Alpha Omega: Beneficial effect of low doses of n-3 fatty acids only found in sub-groups of post-MI patients
Results from the Alpha Omega Trial, a multicentre, placebo-controlled trial in men and women following myocardial infarction (MI), suggest that low doses of n-3 fatty acids given in the form of enriched margarines do not reduce the overall rate of major cardiovascular events.
Results from the study - in which patients received a 400 mg per day supplement of the fish oil fatty acids EPA (eicosapentaenoic acid) and DHA (docosahexaenoic acid) and 2 grams of the plant-derived fatty acid alpha-linolenic acid (ALA) via enriched margarines - showed that these supplementary n-3 fatty acids did not reduce major cardiovascular events in the overall patient population. Among sub-groups, there was a borderline significant reduction in major cardiovascular events in women who received ALA, and, in patients with diabetes, n-3 fatty acids were protective against ventricular arrhythmia-related events.
N-3 (or omega-3) fatty acids can be divided in two main classes: EPA and DHA from fish; and ALA from plant foods such as soybean oil and walnuts. "Several intervention studies in cardiac patients have shown that a daily intake of 1-2 grams of EPA + DHA via fish oil capsules reduced mortality from coronary heart disease by 20%," said principal investigator Professor Daan Kromhout from Wageningen University, the Netherlands.
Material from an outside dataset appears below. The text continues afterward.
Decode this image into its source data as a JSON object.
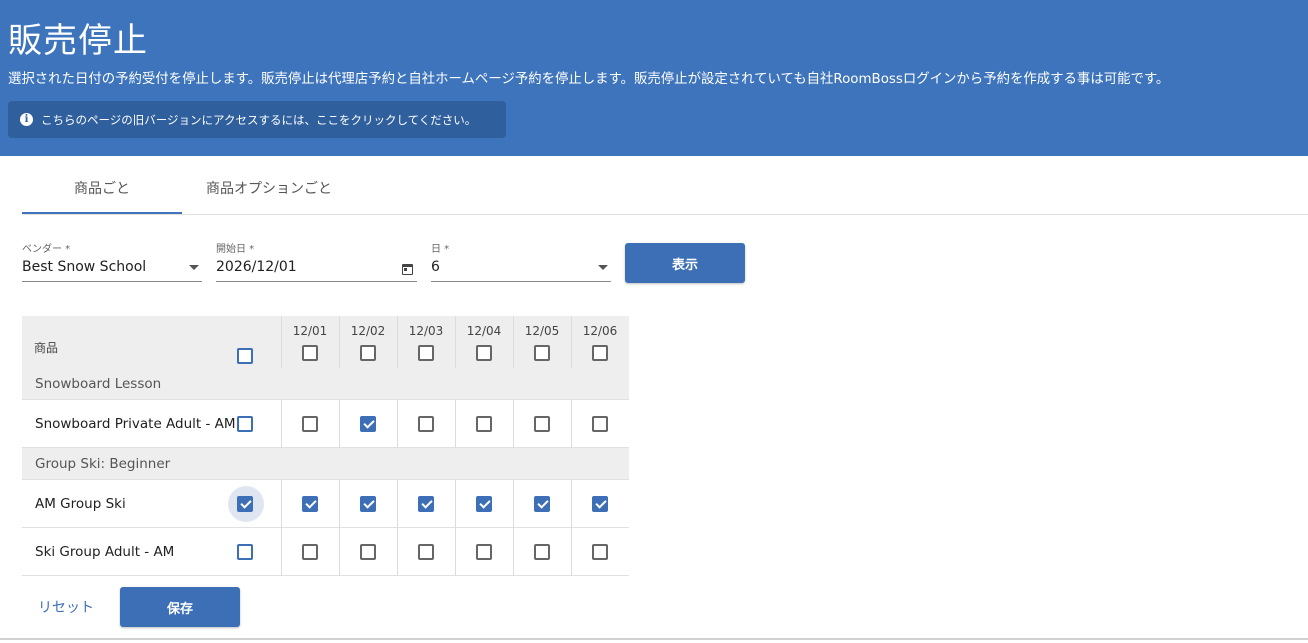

"Epidemiological studies in healthy populations have also suggested that 250 mg EPA + DHA or eating fish once or twice a week can lower the risk of CVD by a similar amount. For ALA, there is less evidence of a cardioprotective effect. We designed the Alpha Omega Trial as a dietary intervention study to examine the effect of low doses of n-3 fatty acids on major cardiovascular events."
A total of 4837 men and women aged 60-80 years were enrolled in the trial. They had all suffered a myocardial infarction approximately four years before the study began. They were randomly assigned to daily use of one of four margarines for 40 months: containing extra EPA + DHA (400 mg/day); ALA (2 g/day); both EPA + DHA and ALA; or placebo. The margarines were similar in taste and appearance for all four treatment groups and were used by the trial participants on bread instead of their regular margarine or butter; compliance and double-blinding were maintained throughout the study period.
The primary endpoint of the trial, which was completed in November 2009, was major cardiovascular events (MACE) of morbidity and mortality, and cardiac procedures (PCI and CABG). Important secondary endpoints were fatal coronary heart disease and ventricular arrhythmia-related events defined as sudden death, cardiac arrest and cardioverter-defibrillator placement.
"The patients in this trial were very well treated," said Professor Kromhout, "with 98% on antithrombotic agents, 90% on antihypertensive drugs, and 86% on lipid lowering drugs. We found that cardiovascular mortality rate in the study population was only half that expected, probably because of their excellent treatment. This may also be why the rate of major cardiovascular events during follow-up was no lower in the fatty acid groups than in the placebo group.
"However, we did see a 27% borderline significant reduction in primary endpoint in women who received ALA. We also carried out an exploratory analysis in patients with diabetes, and this showed a significant 50% reduction in CHD mortality in patients who received EPA + DHA. For both, EPA + DHA and ALA a similar 50% reduction was observed in the number of arrhythmia-related events in diabetic patients."